Wenn Michael Kiwanuka das sagt, klingt es fast, als hätte er einen Soundtrack zu einem Selbstmotivationskurs eingespielt, voller positiver, mitreißender Lieder. Doch so ist es zum Glück nicht. Viel mehr macht dieses Album da weiter, wo der Vorgänger "Love & Hate" aufgehört hat. Auch diesmal hat er zusammen mit dem Überproduzenten Danger Mouse ein zeitloses Soulalbum mit orchestralen Streichern, Bläsern und einer Harfe eingespielt. Den Instrumenten wird viel Raum gelassen, teilweise sind die Stücke bis zu sieben Minuten lang. Lieder entwickeln sich. Schleichen sich fast heran und gewinnen dann immer mehr an Präsenz.
So persönlich wie noch nie
Musikalisch ist auf dem neuen Album kaum eine Weiterentwicklung zu hören. Das Erfolgskonzept des Vorgängers wird einfach weitergeführt. Textlich dagegen ist Michael Kiwanuka mutiger geworden, öffnet sich seinem Publikum und ist so persönlich, wie noch nie. Zum Beispiel in dem Lied "You Ain′t the Problem" - du bist nicht das Problem.
"Schon als ich zur Schule ging, war mir bewusst, dass ich anders war. Ich bin in einer typischen britischen Mittelklasse-Gegend aufgewachsen. Die anderen Eltern hatten zwei Autos, wir hatten gar keins. Jeder in meiner Klasse hatte sein eigenes Zimmer, meine ganze Familie hat in einem Zimmer gelebt. Die anderen Eltern hatten alle gut bezahlte Jobs, meine Eltern waren Gelegenheitsarbeiter. Unser Familienleben war wunderbar, aber als Kind will man einfach nur so sein, wie die anderen Kinder in der Schule."
"Später als Musiker habe ich in den sozialen Medien wie Instagram ständig geschaut, was andere Musiker machen und hab mich mit denen verglichen. Viele Menschen machen das. Aber ich bin das alles leid. Ich möchte mich einfach so akzeptieren, wie ich bin. Ich muss da noch viel lernen, bis ich ehrlich sagen kann: Ich bin ich und das ist in Ordnung."

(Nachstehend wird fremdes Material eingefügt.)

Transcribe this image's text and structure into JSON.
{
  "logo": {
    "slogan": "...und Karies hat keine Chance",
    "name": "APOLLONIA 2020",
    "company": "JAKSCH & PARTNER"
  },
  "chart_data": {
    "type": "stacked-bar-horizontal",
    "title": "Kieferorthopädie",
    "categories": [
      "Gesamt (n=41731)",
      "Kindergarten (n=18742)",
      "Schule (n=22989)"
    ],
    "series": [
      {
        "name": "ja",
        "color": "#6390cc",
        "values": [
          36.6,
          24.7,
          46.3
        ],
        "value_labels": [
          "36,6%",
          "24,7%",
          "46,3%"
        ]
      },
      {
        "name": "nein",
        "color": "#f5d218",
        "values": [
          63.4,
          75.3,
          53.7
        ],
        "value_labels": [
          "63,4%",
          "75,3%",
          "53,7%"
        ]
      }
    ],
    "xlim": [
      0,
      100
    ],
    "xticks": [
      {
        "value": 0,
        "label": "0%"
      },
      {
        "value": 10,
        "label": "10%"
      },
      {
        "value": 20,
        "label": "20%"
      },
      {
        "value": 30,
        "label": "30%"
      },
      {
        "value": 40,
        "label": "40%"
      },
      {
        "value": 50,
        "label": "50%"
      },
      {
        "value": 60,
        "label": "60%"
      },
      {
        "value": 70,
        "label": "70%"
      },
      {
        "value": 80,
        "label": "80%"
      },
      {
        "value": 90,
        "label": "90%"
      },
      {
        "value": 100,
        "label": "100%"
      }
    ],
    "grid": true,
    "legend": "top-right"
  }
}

Die Erwartungen an Michael Kiwanukas neues Album waren hoch. Gerade weil sein letztes Album so außergewöhnlich war. Hätte es dieses Vorgängeralbum "Love & Hate" nicht gegeben, könnte man durchaus auch das neue Album als außergewöhnlich bezeichnen. Aber so ist "Kiwanuka" eben nicht außergewöhnlich anders. Nichtsdestotrotz hat es Michael Kiwanuka auch diesmal geschafft, ein Album mit hohem Wiedererkennungswert vorzulegen. Soulmusik irgendwo zwischen 1960 und heute, mit einer unverwechselbaren Stimme. Und dann schaut man auf das Albumcover mit einem königsähnlichen Gemälde des Musikers und denkt sich: Michael Kiwanuka – der neue König des Souls? Warum nicht?